From This Week to Next

This week, we’re remembering what our bodies already know — that safety isn’t a distant memory. It’s something we can practice.

Next week, we’ll explore how even when we’re moving — parenting, commuting, caregiving, leading — we can find moments of stillness. It’s called "Stillness in Motion," and it might be just the pause you’ve been craving.

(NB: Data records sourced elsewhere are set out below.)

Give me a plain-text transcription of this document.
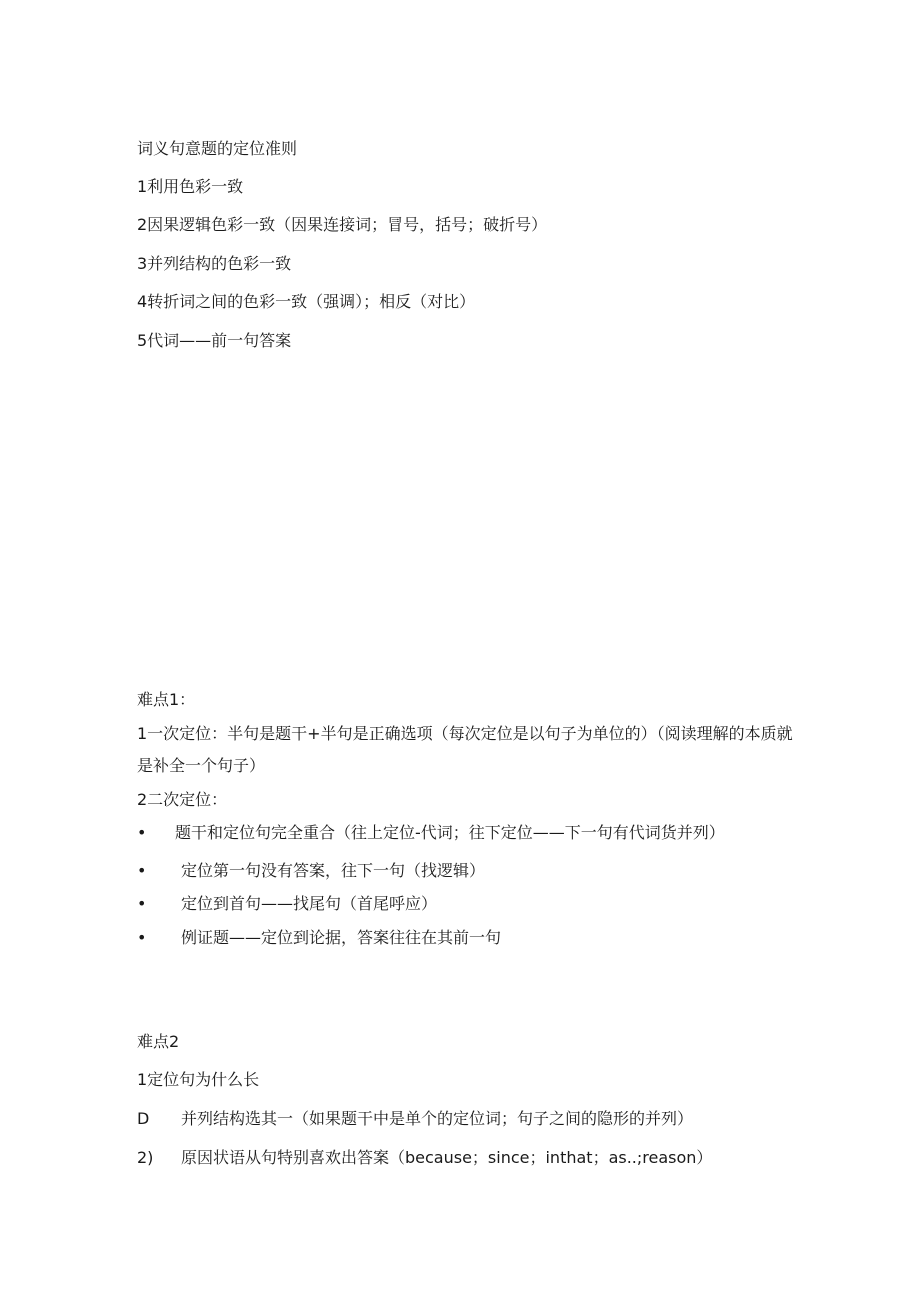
词义句意题的定位准则
1利用色彩一致
2因果逻辑色彩一致（因果连接词；冒号，括号；破折号）
3并列结构的色彩一致
4转折词之间的色彩一致（强调）；相反（对比）
5代词——前一句答案
难点1：
1一次定位：半句是题干+半句是正确选项（每次定位是以句子为单位的）（阅读理解的本质就是补全一个句子）
2二次定位：
• 题干和定位句完全重合（往上定位-代词；往下定位——下一句有代词货并列）
• 定位第一句没有答案，往下一句（找逻辑）
• 定位到首句——找尾句（首尾呼应）
• 例证题——定位到论据，答案往往在其前一句
难点2
1定位句为什么长
D 并列结构选其一（如果题干中是单个的定位词；句子之间的隐形的并列）
2) 原因状语从句特别喜欢出答案（because；since；inthat；as..;reason）
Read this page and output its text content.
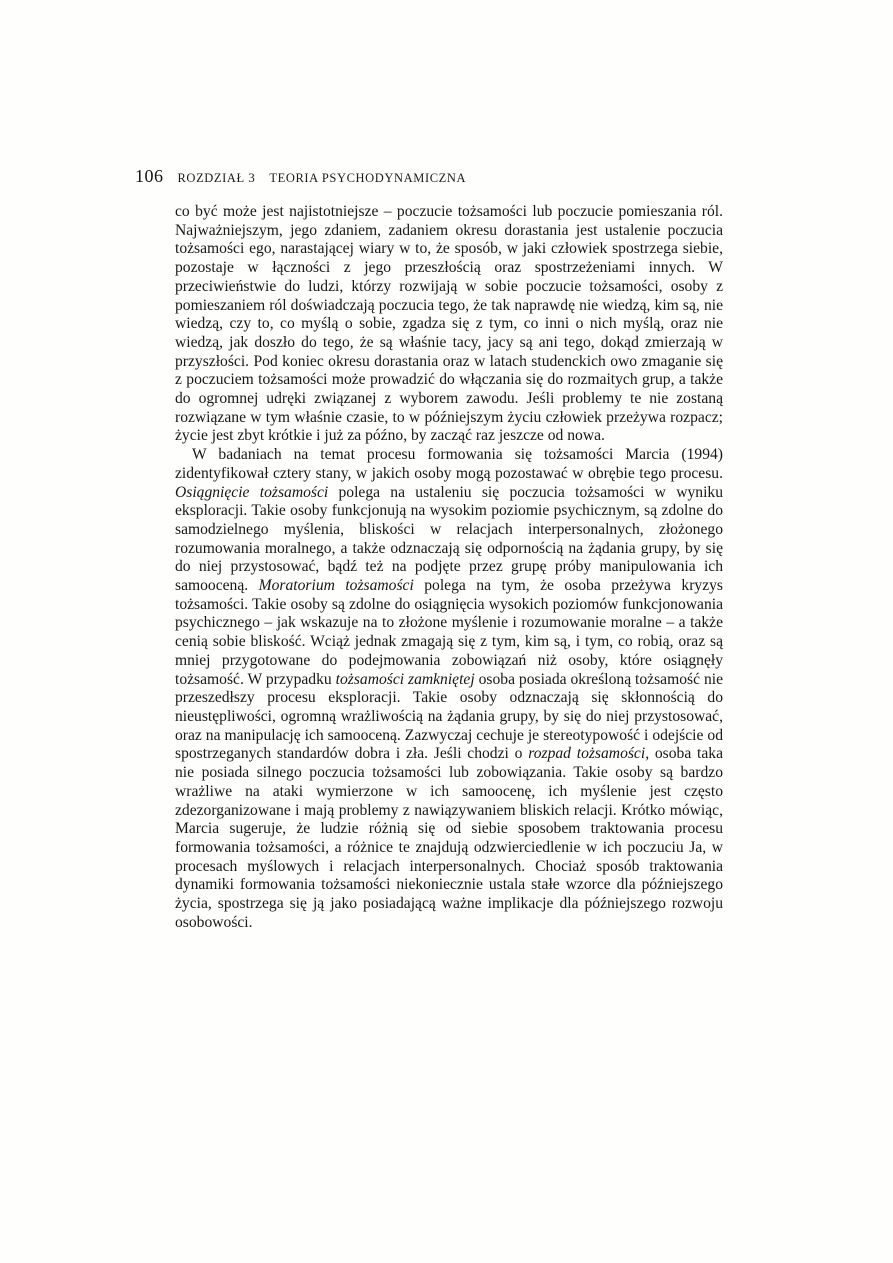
106 ROZDZIAŁ 3 TEORIA PSYCHODYNAMICZNA

co być może jest najistotniejsze – poczucie tożsamości lub poczucie pomieszania ról. Najważniejszym, jego zdaniem, zadaniem okresu dorastania jest ustalenie poczucia tożsamości ego, narastającej wiary w to, że sposób, w jaki człowiek spostrzega siebie, pozostaje w łączności z jego przeszłością oraz spostrzeżeniami innych. W przeciwieństwie do ludzi, którzy rozwijają w sobie poczucie tożsamości, osoby z pomieszaniem ról doświadczają poczucia tego, że tak naprawdę nie wiedzą, kim są, nie wiedzą, czy to, co myślą o sobie, zgadza się z tym, co inni o nich myślą, oraz nie wiedzą, jak doszło do tego, że są właśnie tacy, jacy są ani tego, dokąd zmierzają w przyszłości. Pod koniec okresu dorastania oraz w latach studenckich owo zmaganie się z poczuciem tożsamości może prowadzić do włączania się do rozmaitych grup, a także do ogromnej udręki związanej z wyborem zawodu. Jeśli problemy te nie zostaną rozwiązane w tym właśnie czasie, to w późniejszym życiu człowiek przeżywa rozpacz; życie jest zbyt krótkie i już za późno, by zacząć raz jeszcze od nowa.

W badaniach na temat procesu formowania się tożsamości Marcia (1994) zidentyfikował cztery stany, w jakich osoby mogą pozostawać w obrębie tego procesu. Osiągnięcie tożsamości polega na ustaleniu się poczucia tożsamości w wyniku eksploracji. Takie osoby funkcjonują na wysokim poziomie psychicznym, są zdolne do samodzielnego myślenia, bliskości w relacjach interpersonalnych, złożonego rozumowania moralnego, a także odznaczają się odpornością na żądania grupy, by się do niej przystosować, bądź też na podjęte przez grupę próby manipulowania ich samooceną. Moratorium tożsamości polega na tym, że osoba przeżywa kryzys tożsamości. Takie osoby są zdolne do osiągnięcia wysokich poziomów funkcjonowania psychicznego – jak wskazuje na to złożone myślenie i rozumowanie moralne – a także cenią sobie bliskość. Wciąż jednak zmagają się z tym, kim są, i tym, co robią, oraz są mniej przygotowane do podejmowania zobowiązań niż osoby, które osiągnęły tożsamość. W przypadku tożsamości zamkniętej osoba posiada określoną tożsamość nie przeszedłszy procesu eksploracji. Takie osoby odznaczają się skłonnością do nieustępliwości, ogromną wrażliwością na żądania grupy, by się do niej przystosować, oraz na manipulację ich samooceną. Zazwyczaj cechuje je stereotypowość i odejście od spostrzeganych standardów dobra i zła. Jeśli chodzi o rozpad tożsamości, osoba taka nie posiada silnego poczucia tożsamości lub zobowiązania. Takie osoby są bardzo wrażliwe na ataki wymierzone w ich samoocenę, ich myślenie jest często zdezorganizowane i mają problemy z nawiązywaniem bliskich relacji. Krótko mówiąc, Marcia sugeruje, że ludzie różnią się od siebie sposobem traktowania procesu formowania tożsamości, a różnice te znajdują odzwierciedlenie w ich poczuciu Ja, w procesach myślowych i relacjach interpersonalnych. Chociaż sposób traktowania dynamiki formowania tożsamości niekoniecznie ustala stałe wzorce dla późniejszego życia, spostrzega się ją jako posiadającą ważne implikacje dla późniejszego rozwoju osobowości.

But for now, ask your body:

  • Where have I felt safe?
  • What helped me feel that way?
  • How can I recreate just a piece of that today?

The Weekly Flow

Here’s what this week looks like in the #MyPeacein50 rhythm:

  • Monday → This blog goes live
  • Tuesday–Thursday → I’ll share reflections, prompts, and sensory practices on Instagram, LinkedIn, and Facebook
  • Friday → I’ll share a short video with what I noticed about my body memory practice this week — the messy, beautiful parts

You’re invited to:

  • Quietly follow
  • Comment with your favorite sensory memory
  • Share your own #MyPeacein50 moment
  • Or download the free Calm Calendar to help anchor your week

What I’m Loving This Week

  • Sound: The scratchy, rhythmic hum of a vinyl record — a little imperfect, but warm and alive.
  • Practice: Letting my body pause before meals. A breath, a moment, a thank you.
  • Tool: USAGA Head Massager — yes, the viral one. Surprisingly effective.
  • Quote: "Your body is the ground metaphor of your life, the expression of your existence." — Gabrielle Ro
  • Song: “Days Like This” by Van Morrison — a song to validate that we all have bad days while also being present in the good ones.

Take care of your body this week. It remembers everything — including love.